WOODS HARBOUR, N.S. -- A massive search for five young fishermen whose boat capsized off southwestern Nova Scotia was reduced to a missing persons case late Tuesday as the military concluded there was little hope for their survival.

The Joint Rescue Co-ordination Centre in Halifax issued a brief statement just after 6 p.m. saying the search would be handed over to the RCMP because of "frigid water and poor weather conditions."

Two coast guard vessels and five aircraft had covered more than 18,000 square kilometres of open ocean since the search started late Sunday shortly after 11 p.m.

Nova Scotia Fisheries Minister Sterling Belliveau is from Woods Harbour, the same village in southwestern Nova Scotia where most of the missing men are from.

"This is a very difficult time," he said on the Woods Harbour wharf as the sun went down on a still, flat-water night.

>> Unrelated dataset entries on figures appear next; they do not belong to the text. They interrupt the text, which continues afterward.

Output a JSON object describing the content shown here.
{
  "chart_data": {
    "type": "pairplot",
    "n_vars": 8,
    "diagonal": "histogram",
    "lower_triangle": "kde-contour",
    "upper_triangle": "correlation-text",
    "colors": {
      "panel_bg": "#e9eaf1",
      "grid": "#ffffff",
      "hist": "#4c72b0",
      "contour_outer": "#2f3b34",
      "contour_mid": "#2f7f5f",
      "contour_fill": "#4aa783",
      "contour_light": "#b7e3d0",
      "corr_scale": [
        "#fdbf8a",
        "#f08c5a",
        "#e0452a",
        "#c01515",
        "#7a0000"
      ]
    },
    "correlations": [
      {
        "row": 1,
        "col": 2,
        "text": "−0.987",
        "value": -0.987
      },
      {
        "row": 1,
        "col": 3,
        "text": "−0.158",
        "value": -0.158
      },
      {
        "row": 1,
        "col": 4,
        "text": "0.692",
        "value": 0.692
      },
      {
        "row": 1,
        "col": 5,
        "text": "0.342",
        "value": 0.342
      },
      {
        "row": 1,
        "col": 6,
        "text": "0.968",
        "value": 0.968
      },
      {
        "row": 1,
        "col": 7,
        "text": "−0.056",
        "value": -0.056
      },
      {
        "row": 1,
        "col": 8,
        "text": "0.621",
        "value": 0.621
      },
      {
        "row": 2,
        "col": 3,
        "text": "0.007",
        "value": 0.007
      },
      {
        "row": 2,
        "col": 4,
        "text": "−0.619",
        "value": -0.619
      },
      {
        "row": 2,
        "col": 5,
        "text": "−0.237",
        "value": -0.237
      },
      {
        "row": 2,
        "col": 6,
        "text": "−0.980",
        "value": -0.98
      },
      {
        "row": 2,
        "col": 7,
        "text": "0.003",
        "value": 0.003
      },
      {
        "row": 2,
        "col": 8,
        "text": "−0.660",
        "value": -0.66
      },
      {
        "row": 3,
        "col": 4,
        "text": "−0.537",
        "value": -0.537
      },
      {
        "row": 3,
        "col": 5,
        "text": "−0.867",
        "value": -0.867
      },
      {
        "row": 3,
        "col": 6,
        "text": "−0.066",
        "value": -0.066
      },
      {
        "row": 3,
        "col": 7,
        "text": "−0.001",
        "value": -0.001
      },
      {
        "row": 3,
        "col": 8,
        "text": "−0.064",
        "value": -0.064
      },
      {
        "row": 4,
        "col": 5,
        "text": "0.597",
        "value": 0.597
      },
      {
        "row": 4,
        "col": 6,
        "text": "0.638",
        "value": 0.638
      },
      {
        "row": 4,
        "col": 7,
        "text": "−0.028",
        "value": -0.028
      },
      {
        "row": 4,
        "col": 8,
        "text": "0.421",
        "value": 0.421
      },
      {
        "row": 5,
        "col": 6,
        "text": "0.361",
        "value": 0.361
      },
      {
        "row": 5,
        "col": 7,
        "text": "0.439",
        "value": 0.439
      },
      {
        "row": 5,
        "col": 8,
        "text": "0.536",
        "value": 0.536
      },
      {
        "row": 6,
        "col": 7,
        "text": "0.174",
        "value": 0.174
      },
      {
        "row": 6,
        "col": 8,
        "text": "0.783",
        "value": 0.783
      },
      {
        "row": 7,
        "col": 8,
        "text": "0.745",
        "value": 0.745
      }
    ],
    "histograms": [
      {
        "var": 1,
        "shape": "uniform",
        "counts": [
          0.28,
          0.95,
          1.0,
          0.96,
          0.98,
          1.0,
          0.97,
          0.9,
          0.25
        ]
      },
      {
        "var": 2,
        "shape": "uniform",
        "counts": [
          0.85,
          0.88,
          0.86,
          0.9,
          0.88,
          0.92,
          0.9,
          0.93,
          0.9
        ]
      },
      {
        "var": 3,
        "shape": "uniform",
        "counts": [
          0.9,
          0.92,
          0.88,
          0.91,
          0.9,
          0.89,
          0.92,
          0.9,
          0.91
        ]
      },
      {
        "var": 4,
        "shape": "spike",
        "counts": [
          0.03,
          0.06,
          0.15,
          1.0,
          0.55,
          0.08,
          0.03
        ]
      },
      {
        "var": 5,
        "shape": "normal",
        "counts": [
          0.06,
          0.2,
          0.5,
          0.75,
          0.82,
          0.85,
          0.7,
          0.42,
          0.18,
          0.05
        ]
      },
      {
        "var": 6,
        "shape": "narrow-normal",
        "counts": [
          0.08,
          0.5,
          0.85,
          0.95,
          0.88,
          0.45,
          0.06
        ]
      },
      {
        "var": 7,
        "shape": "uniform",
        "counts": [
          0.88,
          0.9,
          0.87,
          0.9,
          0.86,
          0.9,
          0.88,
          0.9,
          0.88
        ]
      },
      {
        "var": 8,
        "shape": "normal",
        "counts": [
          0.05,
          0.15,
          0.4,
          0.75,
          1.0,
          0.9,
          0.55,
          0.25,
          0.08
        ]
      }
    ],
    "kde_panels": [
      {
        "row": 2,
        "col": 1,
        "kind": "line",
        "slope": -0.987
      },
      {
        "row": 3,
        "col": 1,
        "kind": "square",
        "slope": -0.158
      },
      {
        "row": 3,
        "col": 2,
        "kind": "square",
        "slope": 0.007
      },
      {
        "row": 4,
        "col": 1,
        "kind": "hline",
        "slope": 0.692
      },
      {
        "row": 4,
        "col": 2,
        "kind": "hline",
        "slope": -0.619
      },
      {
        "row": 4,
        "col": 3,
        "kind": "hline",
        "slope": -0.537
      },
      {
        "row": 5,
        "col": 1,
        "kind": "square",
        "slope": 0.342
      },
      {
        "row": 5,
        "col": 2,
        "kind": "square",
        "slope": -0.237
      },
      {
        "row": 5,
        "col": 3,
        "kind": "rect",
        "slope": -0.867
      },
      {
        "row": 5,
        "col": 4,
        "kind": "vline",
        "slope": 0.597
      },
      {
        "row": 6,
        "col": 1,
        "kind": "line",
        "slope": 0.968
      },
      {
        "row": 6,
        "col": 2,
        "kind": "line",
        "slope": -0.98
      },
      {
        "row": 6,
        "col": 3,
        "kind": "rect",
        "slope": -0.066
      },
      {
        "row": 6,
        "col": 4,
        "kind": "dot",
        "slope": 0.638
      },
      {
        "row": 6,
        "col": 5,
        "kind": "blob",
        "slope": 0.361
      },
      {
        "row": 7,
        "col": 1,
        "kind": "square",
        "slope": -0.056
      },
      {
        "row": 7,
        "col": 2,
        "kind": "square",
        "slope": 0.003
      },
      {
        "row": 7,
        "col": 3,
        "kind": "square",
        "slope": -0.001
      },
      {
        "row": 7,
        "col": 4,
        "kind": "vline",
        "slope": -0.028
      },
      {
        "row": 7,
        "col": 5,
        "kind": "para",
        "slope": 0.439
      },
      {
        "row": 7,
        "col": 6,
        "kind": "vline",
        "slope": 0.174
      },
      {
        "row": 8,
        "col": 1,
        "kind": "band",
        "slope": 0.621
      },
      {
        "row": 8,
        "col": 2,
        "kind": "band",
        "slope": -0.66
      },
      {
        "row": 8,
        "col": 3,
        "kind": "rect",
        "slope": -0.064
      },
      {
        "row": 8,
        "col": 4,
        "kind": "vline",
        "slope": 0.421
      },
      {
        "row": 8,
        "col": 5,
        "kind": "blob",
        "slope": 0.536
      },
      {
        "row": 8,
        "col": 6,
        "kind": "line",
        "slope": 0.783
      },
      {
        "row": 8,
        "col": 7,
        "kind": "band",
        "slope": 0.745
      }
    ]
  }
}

"These are professionals that makes these calls and we have to understand that."

Belliveau said he visited earlier in the day with George Hopkins, a childhood friend whose 27-year-old son, Joel, is among the missing crew. He said he knows all of the missing men through hockey and other sports.

Davis Nickerson said he also knew all of the "boys" on the boat, having watched them grow up and move into the fishery.

Nickerson, 65, said fishermen have tied up their boats at the Woods Harbour wharf out of respect for the men.

He said the boat's captain, Katlin Nickerson, was interested in technology and gearing up his boat with high-tech instruments.

"He just loved to go fishing," he said. "You couldn't hold him down, same as his crew. They loved it, bottom line, they loved it. It's what we do. It's in our blood."

A spokesman for the Mounties said they would release the names of the men Wednesday.

But at a small church on the road that winds through Woods Harbour, about two dozen people gathered for an emotional prayer service where the names of the five missing men were projected on a wall at the front of the room: Katlin Nickerson, Billy Jack Hatfield, Joel Hopkins, Cole Nickerson and Tyson Townsend.

News spread quickly through the tight-knit communities that dot the shoreline that the search had been called off, giving way to the grim resignation many seemed to be fighting off through the day.

"We do have to face reality that, short of a miracle, the boys will have been lost," an unidentified man said before five flickering candles at the front of the church.

Another man, who remembered his son's own close call at sea while fishing lobster, rose to say that "the miracle we were hoping for and praying for may not come."

The military said the 13-metre fishing boat Miss Ally had capsized about 120 kilometres southeast of Liverpool as it was tossed about by 10 metre waves whipped up by winds approaching hurricane force. The ocean temperature at the time was hovering between 2 C and 4 C, according to Environment Canada.

By early Monday, the crew aboard a U.S. Coast Guard jet reported seeing a life-raft in the dark, but they couldn't tell if anyone was inside.

Lt. Peter Ryan, a navy spokesman in Halifax, said the likelihood that the fishermen survived beyond 24 hours was remote, even if they were all wearing immersion suits.

"That 24 hours is what we use as a survivability rate, as a general rule of thumb," Ryan said earlier in the day.

Tina Hatfield of Cape Sable Island said her nephew, Billy Jack Hatfield, is one of the missing fishermen.

"Most of the young men in this community have fished since they were able to go aboard a boat," she said. "Most of the time, the young fellas go in the boat after their fathers and grandfathers."

Hatfield said her nephew, in his early 30s with two young children, is the oldest member of the crew, an outgoing man who grew up on Cape Sable Island and also worked as a carpenter.

The six-year-old moulded plastic fishing boat was on an extended trip to catch halibut when its emergency locator beacon transmitted a distress call via satellite Sunday night.

The beacon, known as Emergency Position Indicating Radio Beacon or EPIRB, is typically activated when it hits salt water. The navy says there were no distress calls broadcast from the vessel's crew before the EPIRB went off.

On the night the boat capsized, an offshore buoy -- about 160 kilometres from Shelburne -- recorded wind speeds at 92 km/h, and a weather station on Cape Sable Island registered southwest gusts at 124 km/h.

By Tuesday morning, wave heights had dropped to about six metres but the wind remained strong under clear skies.

A military Cormorant rescue helicopter, based in Greenwood, N.S., was joined Tuesday by a C-130 cargo plane from the same base. A small plane chartered by the Fisheries Department was also dispatched to the area.

The U.S. Coast Guard also sent two aircraft Tuesday to join the search -- a Falcon and a twin-prop Ocean Sentry.

Two coast guard vessels -- the light icebreakers Earl Grey and Sir William Alexander -- also helped with search efforts.

The Transportation Safety Board has sent investigators to Clark's Harbour, N.S., to assess what happened.